Sous les glaces de l’Arctique se cache un écosystème étonnamment actif qui joue un rôle majeur alors que le climat se dérègle. Récemment, des scientifiques ont mis en lumière l’existence d’un nitrogène arctique, une découverte qui réinvente notre compréhension du cycle biogéochimique mondial, tout comme la découverte récente de bactéries dans le pergélisol de l’Alaska. Elle pose des questions sur la justesse de nos modèles climatiques et révèle l’importance méconnue des microbes arctiques pour l’équilibre global.
Où ça bouge dans l’Arctique
L’océan Arctique et ses reliefs glacés, comprenant le bassin eurasien et la mer de Wandel, sont aujourd’hui scrutés de près par les chercheurs. Des lieux comme les zones de glace qui fondent et celles qui s’ouvrent chaque été attirent particulièrement l’attention. Ces régions du Grand Nord, souvent vues comme austères, montrent une complexité microbienne bien plus grande qu’on ne le pensait, avec des épisodes de fixation biologique de l’azote, tout comme la découverte de virus géants sous la glace du Groenland.
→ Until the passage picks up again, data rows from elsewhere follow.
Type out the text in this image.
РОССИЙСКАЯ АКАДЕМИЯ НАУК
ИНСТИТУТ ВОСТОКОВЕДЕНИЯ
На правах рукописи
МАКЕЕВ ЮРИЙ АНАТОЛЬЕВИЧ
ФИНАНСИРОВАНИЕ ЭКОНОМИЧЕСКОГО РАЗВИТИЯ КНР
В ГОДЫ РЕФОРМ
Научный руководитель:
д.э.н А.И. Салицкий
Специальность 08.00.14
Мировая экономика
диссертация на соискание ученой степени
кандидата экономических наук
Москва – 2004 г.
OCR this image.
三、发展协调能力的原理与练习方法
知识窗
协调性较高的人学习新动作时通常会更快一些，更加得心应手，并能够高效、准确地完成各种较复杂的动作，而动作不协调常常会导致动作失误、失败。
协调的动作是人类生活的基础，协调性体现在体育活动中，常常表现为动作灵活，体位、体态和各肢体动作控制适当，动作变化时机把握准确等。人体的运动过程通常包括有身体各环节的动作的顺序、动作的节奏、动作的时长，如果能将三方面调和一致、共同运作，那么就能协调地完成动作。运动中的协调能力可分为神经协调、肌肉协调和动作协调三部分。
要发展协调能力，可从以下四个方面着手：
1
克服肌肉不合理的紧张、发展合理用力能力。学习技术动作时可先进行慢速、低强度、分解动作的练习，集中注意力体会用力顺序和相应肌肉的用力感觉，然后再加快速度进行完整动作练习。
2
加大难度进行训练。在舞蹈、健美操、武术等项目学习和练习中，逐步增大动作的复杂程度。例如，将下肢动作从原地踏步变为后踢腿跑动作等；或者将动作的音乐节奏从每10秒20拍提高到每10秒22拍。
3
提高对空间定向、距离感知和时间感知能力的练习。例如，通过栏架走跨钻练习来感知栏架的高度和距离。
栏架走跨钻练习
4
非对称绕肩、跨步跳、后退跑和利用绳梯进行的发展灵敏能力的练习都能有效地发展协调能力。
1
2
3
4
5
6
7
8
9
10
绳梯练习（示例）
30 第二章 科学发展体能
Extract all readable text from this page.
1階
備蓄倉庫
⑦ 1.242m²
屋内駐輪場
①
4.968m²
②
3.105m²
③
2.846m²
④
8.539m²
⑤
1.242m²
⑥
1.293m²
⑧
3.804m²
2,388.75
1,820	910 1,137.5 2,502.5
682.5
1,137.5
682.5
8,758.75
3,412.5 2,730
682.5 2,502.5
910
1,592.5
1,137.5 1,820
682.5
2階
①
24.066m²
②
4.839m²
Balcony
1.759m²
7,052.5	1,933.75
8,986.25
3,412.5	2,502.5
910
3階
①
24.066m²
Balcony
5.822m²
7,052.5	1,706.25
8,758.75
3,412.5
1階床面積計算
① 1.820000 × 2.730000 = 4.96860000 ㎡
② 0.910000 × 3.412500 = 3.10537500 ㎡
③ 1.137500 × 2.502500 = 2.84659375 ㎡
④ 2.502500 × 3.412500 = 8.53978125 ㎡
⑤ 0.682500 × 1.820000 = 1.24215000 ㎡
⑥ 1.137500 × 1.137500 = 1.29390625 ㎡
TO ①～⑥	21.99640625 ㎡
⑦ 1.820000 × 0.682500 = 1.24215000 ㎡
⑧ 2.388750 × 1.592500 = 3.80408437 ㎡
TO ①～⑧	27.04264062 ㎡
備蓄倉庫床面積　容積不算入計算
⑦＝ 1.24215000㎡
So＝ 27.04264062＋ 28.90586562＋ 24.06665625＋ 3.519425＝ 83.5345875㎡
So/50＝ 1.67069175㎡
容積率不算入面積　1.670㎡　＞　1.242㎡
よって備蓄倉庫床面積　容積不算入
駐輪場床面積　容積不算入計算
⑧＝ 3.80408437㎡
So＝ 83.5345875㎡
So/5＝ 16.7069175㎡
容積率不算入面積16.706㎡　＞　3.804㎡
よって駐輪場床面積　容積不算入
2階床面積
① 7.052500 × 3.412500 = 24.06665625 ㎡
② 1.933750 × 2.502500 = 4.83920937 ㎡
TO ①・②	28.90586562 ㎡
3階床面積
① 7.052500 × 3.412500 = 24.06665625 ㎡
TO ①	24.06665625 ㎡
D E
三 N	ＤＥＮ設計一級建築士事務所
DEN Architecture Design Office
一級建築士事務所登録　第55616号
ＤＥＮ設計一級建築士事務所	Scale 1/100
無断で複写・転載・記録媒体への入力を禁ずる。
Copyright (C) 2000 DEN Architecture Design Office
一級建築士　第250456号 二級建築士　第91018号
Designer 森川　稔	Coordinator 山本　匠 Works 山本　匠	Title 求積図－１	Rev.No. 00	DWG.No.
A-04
Les équipes, notamment Lisa von Friesen de l’Université de Copenhague et Lasse Riemann, coauteur des études déterminantes, travaillent à bord de navires spécialisés comme le Polarstern et l’Oden. En 2020, une première étude parue dans Frontiers in Microbiology a mis en lumière cette diversité microbienne jusque-là cachée. En 2025, ces recherches ont été approfondies et publiées dans Communications Earth & Environment, montrant que ce phénomène ne se limite pas aux régions tropicales mais s’étend aussi aux zones polaires.
Un rôle microbien surprenant
Au cœur de ces découvertes se trouvent les diazotrophes (micro-organismes capables de convertir l’azote atmosphérique en ammonium). Ces opérateurs microscopiques prospèrent particulièrement dans les eaux sombres du bassin eurasien, bousculant l’idée selon laquelle la fixation d’azote n’aurait lieu que dans les eaux chaudes. Les taux mesurés dans l’Arctique (5,3 nmol N L⁻¹ d⁻¹ — nanomoles d’azote par litre et par jour) sont comparables à ceux observés en zones tempérées, ce qui remet en question nos paradigmes sur la distribution et la régulation des diazotrophes.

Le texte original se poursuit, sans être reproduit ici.